A new Vice President is hired in to a retail company who is struggling to achieve former glories. The new woman's credentials are impecable. She is experienced, skillful, and possesses great drive. She works hard with her staff to build an internal analytical infrastructure to guide buyers in their appreciation of the impact that purchasing decisions have on inventory management, gross margin, ROII, and company profitability. Some buyers had to be terminated for refusing to accept the new direction. In the fullness of time, the changes start to take root, and ROII begins to recover.
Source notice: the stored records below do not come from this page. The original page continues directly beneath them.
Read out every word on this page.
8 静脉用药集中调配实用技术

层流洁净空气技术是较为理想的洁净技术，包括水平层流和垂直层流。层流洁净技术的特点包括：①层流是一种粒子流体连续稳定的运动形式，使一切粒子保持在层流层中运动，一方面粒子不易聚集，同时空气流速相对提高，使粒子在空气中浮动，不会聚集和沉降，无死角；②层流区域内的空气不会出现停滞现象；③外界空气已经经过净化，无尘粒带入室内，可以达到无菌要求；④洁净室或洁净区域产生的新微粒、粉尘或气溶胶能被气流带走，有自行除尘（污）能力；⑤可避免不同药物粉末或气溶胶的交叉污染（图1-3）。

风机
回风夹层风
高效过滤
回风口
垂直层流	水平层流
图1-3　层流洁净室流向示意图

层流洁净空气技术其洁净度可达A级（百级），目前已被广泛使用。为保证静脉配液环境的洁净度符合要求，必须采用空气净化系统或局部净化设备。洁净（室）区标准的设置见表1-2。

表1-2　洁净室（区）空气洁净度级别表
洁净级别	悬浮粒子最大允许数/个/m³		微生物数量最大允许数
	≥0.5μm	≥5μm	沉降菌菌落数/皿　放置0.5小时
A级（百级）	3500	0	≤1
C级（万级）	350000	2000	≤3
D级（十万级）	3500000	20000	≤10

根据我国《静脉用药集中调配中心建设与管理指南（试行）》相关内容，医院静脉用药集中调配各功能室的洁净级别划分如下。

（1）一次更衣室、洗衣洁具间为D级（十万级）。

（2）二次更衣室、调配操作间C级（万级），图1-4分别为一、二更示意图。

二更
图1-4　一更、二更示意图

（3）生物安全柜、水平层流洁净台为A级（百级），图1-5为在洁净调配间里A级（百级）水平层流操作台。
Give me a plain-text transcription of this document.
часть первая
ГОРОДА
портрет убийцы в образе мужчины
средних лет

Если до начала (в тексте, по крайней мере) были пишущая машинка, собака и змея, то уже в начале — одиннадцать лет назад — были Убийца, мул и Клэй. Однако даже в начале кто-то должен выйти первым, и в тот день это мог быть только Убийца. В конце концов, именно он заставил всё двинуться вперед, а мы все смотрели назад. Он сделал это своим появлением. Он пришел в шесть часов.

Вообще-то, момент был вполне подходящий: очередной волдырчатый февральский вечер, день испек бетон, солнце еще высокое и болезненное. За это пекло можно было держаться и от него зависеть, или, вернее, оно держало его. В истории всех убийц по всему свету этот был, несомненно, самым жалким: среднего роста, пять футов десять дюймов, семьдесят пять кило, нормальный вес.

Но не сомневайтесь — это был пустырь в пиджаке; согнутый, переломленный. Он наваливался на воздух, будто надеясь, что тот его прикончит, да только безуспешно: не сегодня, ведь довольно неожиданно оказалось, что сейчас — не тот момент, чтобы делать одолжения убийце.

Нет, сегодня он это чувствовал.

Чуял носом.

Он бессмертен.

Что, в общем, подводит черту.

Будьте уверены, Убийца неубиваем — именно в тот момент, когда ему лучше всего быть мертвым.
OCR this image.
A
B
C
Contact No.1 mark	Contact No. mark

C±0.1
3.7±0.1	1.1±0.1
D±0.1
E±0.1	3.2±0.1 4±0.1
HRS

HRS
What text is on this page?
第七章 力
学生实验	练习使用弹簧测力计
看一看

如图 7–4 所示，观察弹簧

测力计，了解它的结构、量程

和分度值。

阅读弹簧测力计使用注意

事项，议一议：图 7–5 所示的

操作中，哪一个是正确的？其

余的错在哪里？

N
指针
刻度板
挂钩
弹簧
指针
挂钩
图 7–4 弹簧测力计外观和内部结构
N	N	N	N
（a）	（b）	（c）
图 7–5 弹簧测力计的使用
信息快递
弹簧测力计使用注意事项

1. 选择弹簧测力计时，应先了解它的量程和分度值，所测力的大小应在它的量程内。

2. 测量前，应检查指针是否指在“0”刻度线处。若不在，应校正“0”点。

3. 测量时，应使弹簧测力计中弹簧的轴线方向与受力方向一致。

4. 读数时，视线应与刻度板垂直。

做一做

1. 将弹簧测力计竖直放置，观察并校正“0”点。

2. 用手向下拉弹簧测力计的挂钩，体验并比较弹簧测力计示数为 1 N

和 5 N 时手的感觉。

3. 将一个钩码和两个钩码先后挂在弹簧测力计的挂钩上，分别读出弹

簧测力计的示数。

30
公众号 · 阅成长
The new VP is rewarded with a new car, raises in salary and richer benefits. She goes on a Buying Trip in Asia. While there, she ignores the new buying infrastructure and decides to go with her "gut feel". She spends too much money on new inventory. Far too much money. This crushes the frail financial recovery that the company has recently enjoyed, and sends it on a downward spiral to bankruptcy. The VP is fired, but walks away with a $1 million severance. The employees are now out of work, and the company's assets are sold.
These scenarios are loosely based on fact.
How might a strong sense of ethics have helped resolve these problematic stuations?